Ainsi, à la fin de la Première Guerre Mondiale, le moteur Renault 12 Fe, V12 de plus de 300 chevaux, est équipé d’un turbocompresseur par l’Ingénieur Rateau, spécialiste Français des turbines. Le tout est monté dans un Breguet XIV A2 de reconnaissance. Le développement du turbo se fera par l’aviation durant des dizaines d’années. La Seconde Guerre Mondiale lui offre ses titres de « gloire » dans les airs.
Si l’automobile l’a créé, ce n’est pas elle qui en tire les premiers bénéfices ni lui permet de gros développements. L’histoire du turbocompresseur va rattraper celle de l’automobile, une nouvelle fois grâce à Renault. On est au début des années 70 et à Viry-Chatillon chez Renault-Gordini (toujours le département des moteurs de compétition de nos jours) on a l’idée de ressortir le turbo des cartons. On le place une première fois dans une Berlinette Alpine A110S. Le temps de réponse est catastrophique (voir inconvénients) mais Thérier décroche la victoire aux Cévennes et Renault lance l’artillerie lourde pour développer le turbo.
La consécration des 24 heures du Mans et de la Formule 1
En endurance, l’un des juges de paix en sport automobile, plusieurs motoristes se lancent dans la piste turbo, toujours au début des années 70. En 74, Porsche décroche la 2nde place derrière la Matra V12 atmosphérique de Pescarolo et Larousse. La victoire, ce sera 1976 avec la Type-935 et son flat-6 2,1 litre turbo.
Du côté de Renault-Alpine, il faudra 6 ans aux sorciers de Viry pour mettre au point le moteur suralimenté capable de tenir 24 heures.
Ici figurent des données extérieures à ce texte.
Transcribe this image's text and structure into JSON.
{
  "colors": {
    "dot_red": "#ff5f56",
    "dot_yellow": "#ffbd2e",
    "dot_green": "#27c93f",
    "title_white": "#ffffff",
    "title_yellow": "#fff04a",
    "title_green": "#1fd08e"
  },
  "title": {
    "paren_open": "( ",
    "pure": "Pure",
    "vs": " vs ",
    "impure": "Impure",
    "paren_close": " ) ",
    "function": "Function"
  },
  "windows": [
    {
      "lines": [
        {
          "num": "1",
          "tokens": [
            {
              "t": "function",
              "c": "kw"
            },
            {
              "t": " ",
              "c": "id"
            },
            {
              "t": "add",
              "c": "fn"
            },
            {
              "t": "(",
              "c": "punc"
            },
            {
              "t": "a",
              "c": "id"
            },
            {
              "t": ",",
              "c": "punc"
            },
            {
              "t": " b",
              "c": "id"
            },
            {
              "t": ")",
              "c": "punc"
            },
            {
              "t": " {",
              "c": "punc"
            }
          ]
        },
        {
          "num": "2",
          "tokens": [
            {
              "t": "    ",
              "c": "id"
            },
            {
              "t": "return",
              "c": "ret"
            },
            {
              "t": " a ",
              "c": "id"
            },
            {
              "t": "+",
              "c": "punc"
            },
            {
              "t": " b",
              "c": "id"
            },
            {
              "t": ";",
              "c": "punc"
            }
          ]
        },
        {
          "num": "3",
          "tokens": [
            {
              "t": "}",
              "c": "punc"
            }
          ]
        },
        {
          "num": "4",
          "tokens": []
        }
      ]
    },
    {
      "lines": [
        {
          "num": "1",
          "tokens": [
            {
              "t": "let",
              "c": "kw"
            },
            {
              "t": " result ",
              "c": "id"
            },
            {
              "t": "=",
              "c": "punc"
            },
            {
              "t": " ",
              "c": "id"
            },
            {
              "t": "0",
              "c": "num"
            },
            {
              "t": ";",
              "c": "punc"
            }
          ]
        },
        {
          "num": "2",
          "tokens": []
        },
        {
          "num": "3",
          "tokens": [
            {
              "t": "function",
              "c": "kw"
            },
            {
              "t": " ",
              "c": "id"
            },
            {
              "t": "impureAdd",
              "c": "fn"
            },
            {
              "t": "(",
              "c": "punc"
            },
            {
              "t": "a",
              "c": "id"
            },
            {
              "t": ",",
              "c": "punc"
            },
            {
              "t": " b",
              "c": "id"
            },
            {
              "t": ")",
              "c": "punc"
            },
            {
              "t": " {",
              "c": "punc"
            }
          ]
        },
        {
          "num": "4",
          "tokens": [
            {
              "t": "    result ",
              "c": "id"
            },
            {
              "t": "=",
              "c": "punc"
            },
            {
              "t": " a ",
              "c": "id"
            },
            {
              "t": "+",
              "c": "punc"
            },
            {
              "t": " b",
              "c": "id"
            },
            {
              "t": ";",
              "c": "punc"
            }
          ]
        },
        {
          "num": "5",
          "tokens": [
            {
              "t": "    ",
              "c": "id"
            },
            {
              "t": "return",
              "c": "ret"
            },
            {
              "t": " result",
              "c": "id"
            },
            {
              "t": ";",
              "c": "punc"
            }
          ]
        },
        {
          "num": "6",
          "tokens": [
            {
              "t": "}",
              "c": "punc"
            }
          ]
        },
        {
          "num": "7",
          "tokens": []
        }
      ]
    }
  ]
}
C’est en 1978 que l’Alpine A442 de Jaussaud et Pironi remporte la victoire dans la Sarthe et bat Porsche.
Entre temps, Renault s’est lancé en Formule 1 en 1977 avec un pari insensé. La monoplace est propulsée par un petit V6 1500 cm3 suralimenté. La concurrence, ce sont des V8 3 litres Ford, des V12 BRM, des 12 à plat Alfa Romeo ou Ferrari, etc. On est à la moitié de la saison et les Français vivent des débuts compliqués. Jabouille sur la seule voiture engagée est impuissant devant là encore le temps de réponse, mais aussi la fiabilité fragile de la voiture. Elle fume plus que de raison par la prise d’air à chaque casse et elle sera surnommée la théière jaune (« yellow teapot »).
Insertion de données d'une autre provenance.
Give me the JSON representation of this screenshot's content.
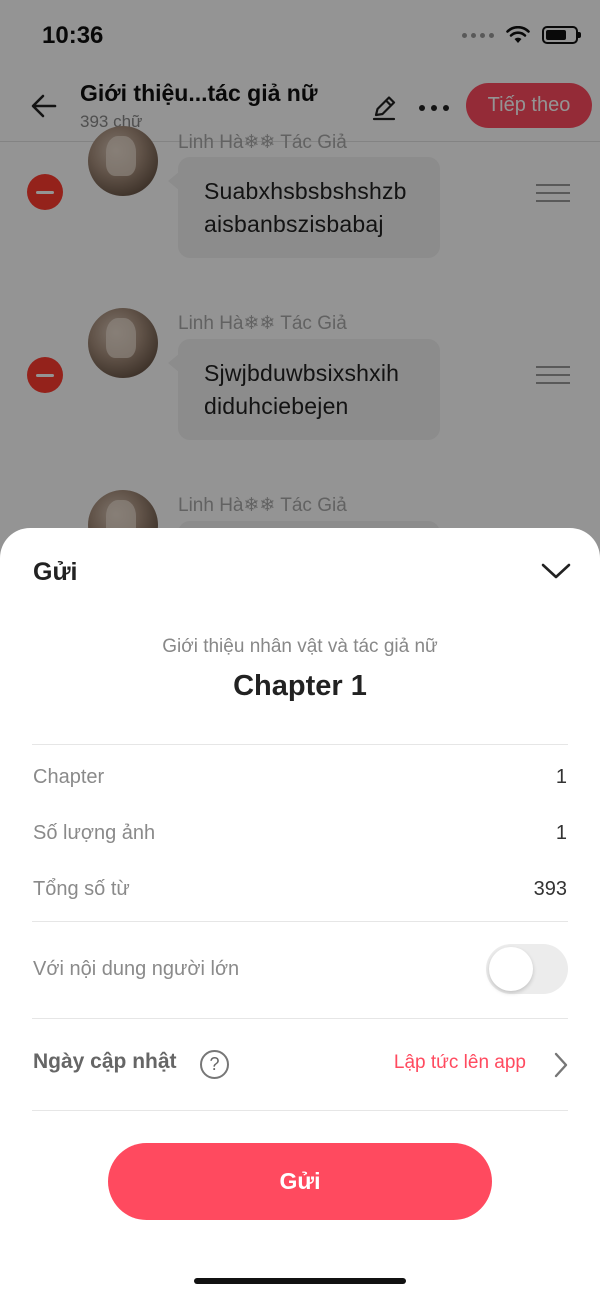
{
  "status_bar": {
    "time": "10:36"
  },
  "header": {
    "title": "Giới thiệu...tác giả nữ",
    "word_count": "393 chữ",
    "next_label": "Tiếp theo"
  },
  "messages": [
    {
      "author": "Linh Hà❄❄ Tác Giả",
      "text_line1": "Suabxhsbsbshshzb",
      "text_line2": "aisbanbszisbabaj"
    },
    {
      "author": "Linh Hà❄❄ Tác Giả",
      "text_line1": "Sjwjbduwbsixshxih",
      "text_line2": "diduhciebejen"
    },
    {
      "author": "Linh Hà❄❄ Tác Giả"
    }
  ],
  "sheet": {
    "title": "Gửi",
    "book_title": "Giới thiệu nhân vật và tác giả nữ",
    "chapter_title": "Chapter 1",
    "stats": [
      {
        "label": "Chapter",
        "value": "1"
      },
      {
        "label": "Số lượng ảnh",
        "value": "1"
      },
      {
        "label": "Tổng số từ",
        "value": "393"
      }
    ],
    "adult_toggle": {
      "label": "Với nội dung người lớn",
      "on": false
    },
    "update_date": {
      "label": "Ngày cập nhật",
      "help": "?",
      "value": "Lập tức lên app"
    },
    "submit_label": "Gửi"
  },
  "colors": {
    "accent": "#ff4a5f",
    "remove": "#ff3b30"
  }
}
Les premiers points viennent en 78 et la première victoire en 1979 à Dijon-Prénois pour le GP de France. C’est Jabouille qui la décroche après avoir signé la première pole turbocompressée en Afrique du Sud quelques mois avant. Renault ne fait plus rire et l’intérêt du turbo en F1 est démontré. En 1981, 3 motoristes utilisent le turbo. Renault bien entendu avec son V6, Hart avec un L4 et même Ferrari qui abandonne le 12 cylindres pour un V6 turbo. BMW et Alfa Romeo se joignent à la fête en 82 et Ferrari remporte même le titre constructeur avec le moteur turbo.
En 1983, Piquet est champion avec un BMW L4 turbo et Prost manque de peu le titre pour Renault. C’est l’ère des turbocompresseurs et les puissances atteintes sont folles. A l’époque, on se fiche de la fiabilité. Il n’y a plus que le V8 Ford en « atmo ». Les turbo seront interdits en F1 en 89 mais reviendront en force en 2014 sous l’ère hybride. Au Mans, sans turbo point de salut désormais, en diesel comme en essence, hybride ou non.
Bombinettes, sportives, et diesel
Pour les voitures de route, Porsche a sorti sa monstrueuse 911 Turbo en 74. Il faut une version « civile » pour valider le moteur de course. Mais, le succès est là. Pour monsieur « Toutlemonde », il faut attendre les années 80. Forcément, Renault est encore un des acteurs de cette mode. Ce seront les R5 Turbo (moteur Cléon fonte 1,4 litres turbo de 160 ch) avec sa version de rallye et la légende Ragnotti, la R18 Turbo (Cléon alu 1,6 litres turbo de 110 ch) puis les Fuego, Renault 25, la 11, la 9, la 21.
Le turbo est alors synonyme de puissance, mais également de temps de réponse, de lag, ou de « coup de pied au cul ». Toute bonne sportive a désormais sa version turbo. Il reste heureusement des irréductibles qui gardent l’atmosphérique, mais même Ferrari a dû céder.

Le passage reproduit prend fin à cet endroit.